Scenarios are realistic situations drawn from UN General Comments, Special Procedures reports, and leading jurisprudence, then validated by human rights lawyers and practitioners around the world.
The pilot covers the right to water.
What the pilot found
Tested across leading frontier models, including GPT-5, Claude, and Gemini, alongside an open-source reference model, every system performed near chance: roughly 34 to 58 percent overall.
Most telling was where they failed. Models were weakest at issue identification, recognising when a right has been violated and which obligation is engaged. That is the foundational first step, and a failure there cascades into the wrong rules and misconfigured remedies down the line. The pilot is small and the results are exploratory, but the signal is clear and the timing is urgent: the models already being deployed in rights-critical decisions cannot yet reliably perform the reasoning those decisions require. HumRights-Bench makes that failure legible to the developers, regulators, and institutions responsible for it.
Why a law-grounded benchmark matters now
For the first time, the institutional landscape is built to use this kind of evidence. The Council of Europe's Framework Convention on Artificial Intelligence designates HUDERIA as its recommended methodology for human rights risk and impact assessment across the AI lifecycle, yet HUDERIA has no empirical basis for checking whether the models being assessed can reason about the rights at stake.
HumRights-Bench supplies exactly that foundation. It can equally inform the Fundamental Rights Impact Assessments required under Article 27 of the EU AI Act, giving regulators structured, documented, reproducible evidence in place of vendor assurances.
We are bringing the results into the rooms where it counts. On 18 June 2026 at the Palais des Nations, we present HumRights-Bench to Member States in “Human Rights AI Benchmark: Can AI Understand Human Rights Law?“, convened with Globethics.
What’s next: a consortium for the world’s rights
Two directions.
The first is breadth: expanding from the right to water to the right to due process, the right to education, and further, and into multiple languages, since model reasoning varies sharply across them.
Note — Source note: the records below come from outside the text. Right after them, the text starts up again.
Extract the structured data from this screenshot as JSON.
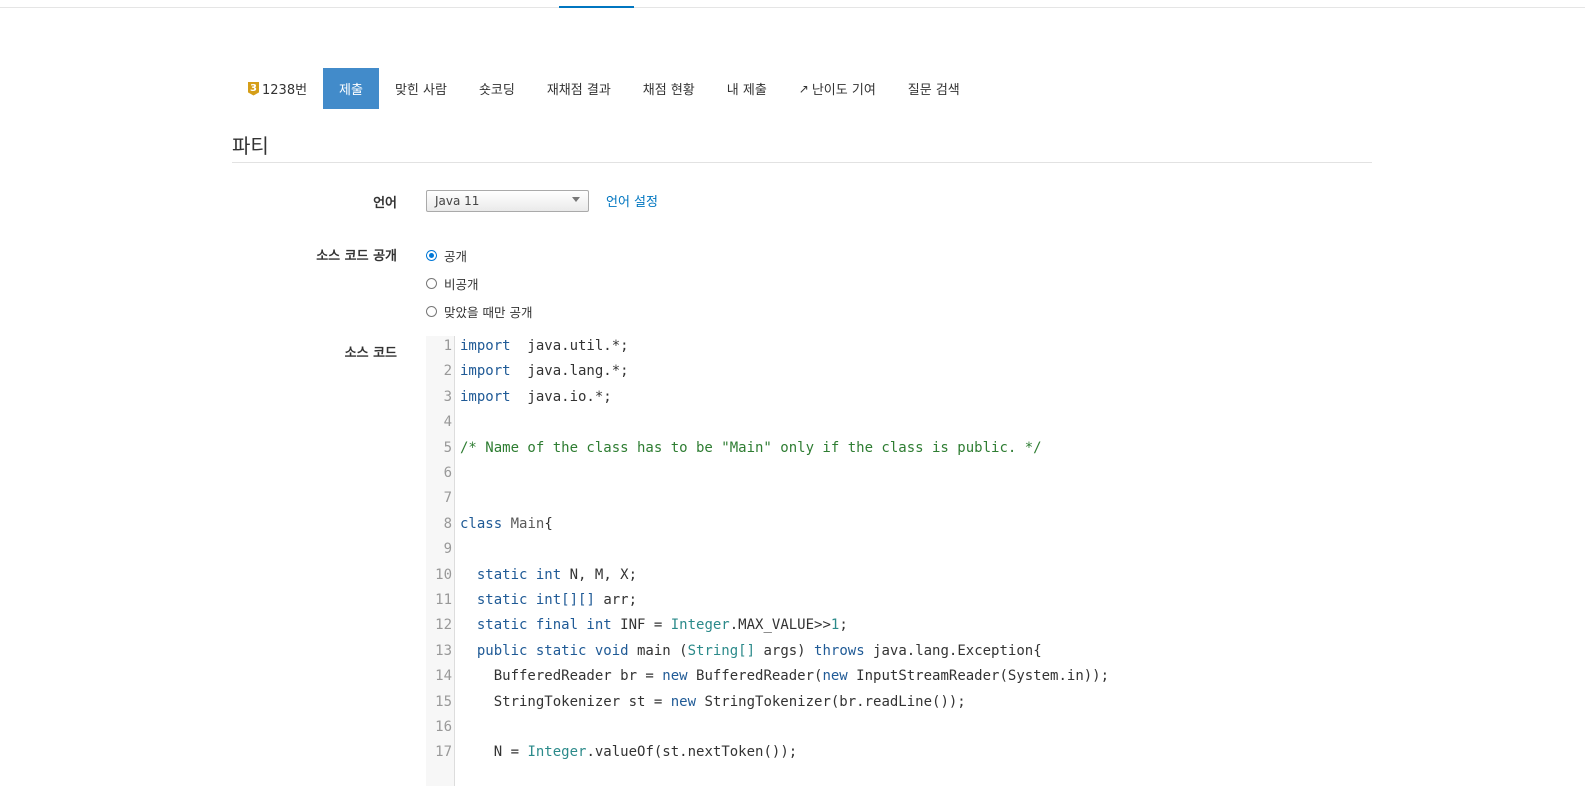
{
  "tabs": [
    {
      "label": "1238번",
      "badge": "3",
      "active": false
    },
    {
      "label": "제출",
      "active": true
    },
    {
      "label": "맞힌 사람",
      "active": false
    },
    {
      "label": "숏코딩",
      "active": false
    },
    {
      "label": "재채점 결과",
      "active": false
    },
    {
      "label": "채점 현황",
      "active": false
    },
    {
      "label": "내 제출",
      "active": false
    },
    {
      "label": "난이도 기여",
      "active": false,
      "icon": "external-link-icon"
    },
    {
      "label": "질문 검색",
      "active": false
    }
  ],
  "page_title": "파티",
  "form": {
    "language_label": "언어",
    "language_value": "Java 11",
    "language_settings_link": "언어 설정",
    "visibility_label": "소스 코드 공개",
    "visibility_options": [
      {
        "label": "공개",
        "checked": true
      },
      {
        "label": "비공개",
        "checked": false
      },
      {
        "label": "맞았을 때만 공개",
        "checked": false
      }
    ],
    "source_label": "소스 코드"
  },
  "code_lines": [
    {
      "n": "1",
      "t": [
        [
          "kw",
          "import"
        ],
        [
          "",
          "  java.util.*;"
        ]
      ]
    },
    {
      "n": "2",
      "t": [
        [
          "kw",
          "import"
        ],
        [
          "",
          "  java.lang.*;"
        ]
      ]
    },
    {
      "n": "3",
      "t": [
        [
          "kw",
          "import"
        ],
        [
          "",
          "  java.io.*;"
        ]
      ]
    },
    {
      "n": "4",
      "t": []
    },
    {
      "n": "5",
      "t": [
        [
          "cm",
          "/* Name of the class has to be \"Main\" only if the class is public. */"
        ]
      ]
    },
    {
      "n": "6",
      "t": []
    },
    {
      "n": "7",
      "t": []
    },
    {
      "n": "8",
      "t": [
        [
          "kw",
          "class"
        ],
        [
          "",
          " "
        ],
        [
          "cl",
          "Main"
        ],
        [
          "",
          "{"
        ]
      ]
    },
    {
      "n": "9",
      "t": []
    },
    {
      "n": "10",
      "t": [
        [
          "",
          "  "
        ],
        [
          "kw",
          "static"
        ],
        [
          "",
          " "
        ],
        [
          "kw",
          "int"
        ],
        [
          "",
          " N, M, X;"
        ]
      ]
    },
    {
      "n": "11",
      "t": [
        [
          "",
          "  "
        ],
        [
          "kw",
          "static"
        ],
        [
          "",
          " "
        ],
        [
          "kw",
          "int[][]"
        ],
        [
          "",
          " arr;"
        ]
      ]
    },
    {
      "n": "12",
      "t": [
        [
          "",
          "  "
        ],
        [
          "kw",
          "static final int"
        ],
        [
          "",
          " INF = "
        ],
        [
          "ty",
          "Integer"
        ],
        [
          "",
          ".MAX_VALUE>>"
        ],
        [
          "ty",
          "1"
        ],
        [
          "",
          ";"
        ]
      ]
    },
    {
      "n": "13",
      "t": [
        [
          "",
          "  "
        ],
        [
          "kw",
          "public static void"
        ],
        [
          "",
          " main ("
        ],
        [
          "ty",
          "String[]"
        ],
        [
          "",
          " args) "
        ],
        [
          "kw",
          "throws"
        ],
        [
          "",
          " java.lang.Exception{"
        ]
      ]
    },
    {
      "n": "14",
      "t": [
        [
          "",
          "    BufferedReader br = "
        ],
        [
          "kw",
          "new"
        ],
        [
          "",
          " BufferedReader("
        ],
        [
          "kw",
          "new"
        ],
        [
          "",
          " InputStreamReader(System.in));"
        ]
      ]
    },
    {
      "n": "15",
      "t": [
        [
          "",
          "    StringTokenizer st = "
        ],
        [
          "kw",
          "new"
        ],
        [
          "",
          " StringTokenizer(br.readLine());"
        ]
      ]
    },
    {
      "n": "16",
      "t": []
    },
    {
      "n": "17",
      "t": [
        [
          "",
          "    N = "
        ],
        [
          "ty",
          "Integer"
        ],
        [
          "",
          ".valueOf(st.nextToken());"
        ]
      ]
    }
  ]
}
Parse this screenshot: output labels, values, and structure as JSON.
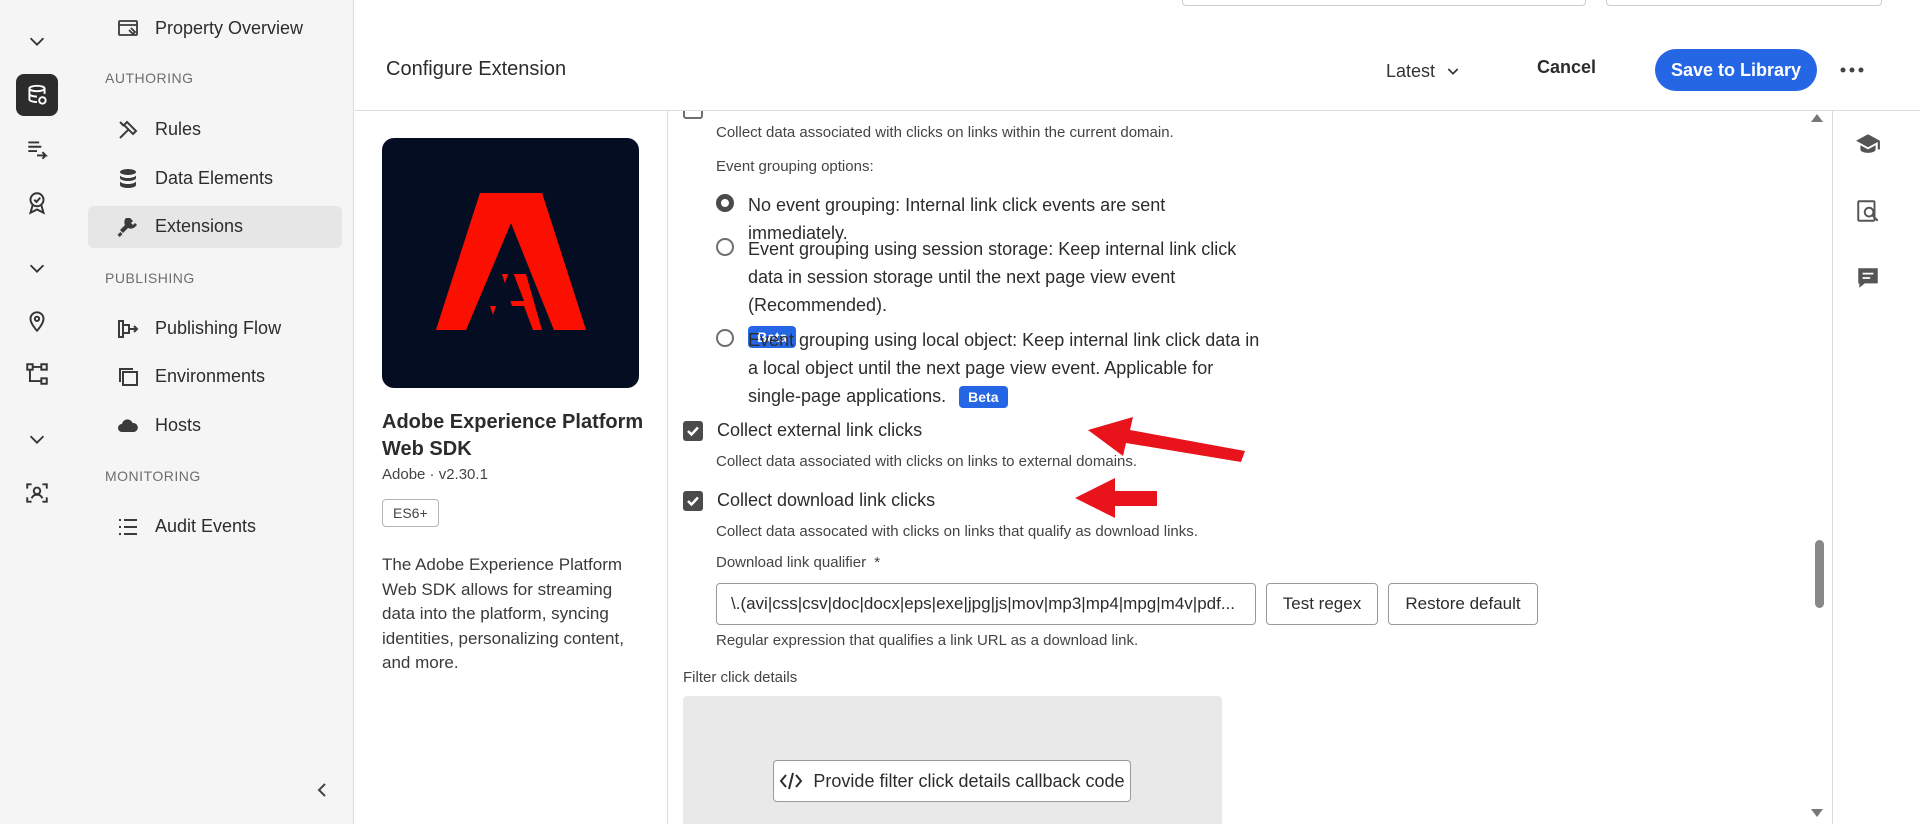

The second is the ambition that makes HumRights-Bench shared global infrastructure rather than a single research project. We are building a consortium in which specialised UN agencies own the scenarios for the rights they steward: the World Food Programme on the right to food, the International Labour Organization on the right to work, the World Health Organization on the right to health, and so on, alongside universities across different regions so the benchmark reflects how rights are realised in practice, not only how they read on paper. The institutions that hold the mandates author the test.
That is the point of HumRights-Bench: to turn human rights from a value we hope AI will honour into a standard we can hold it to.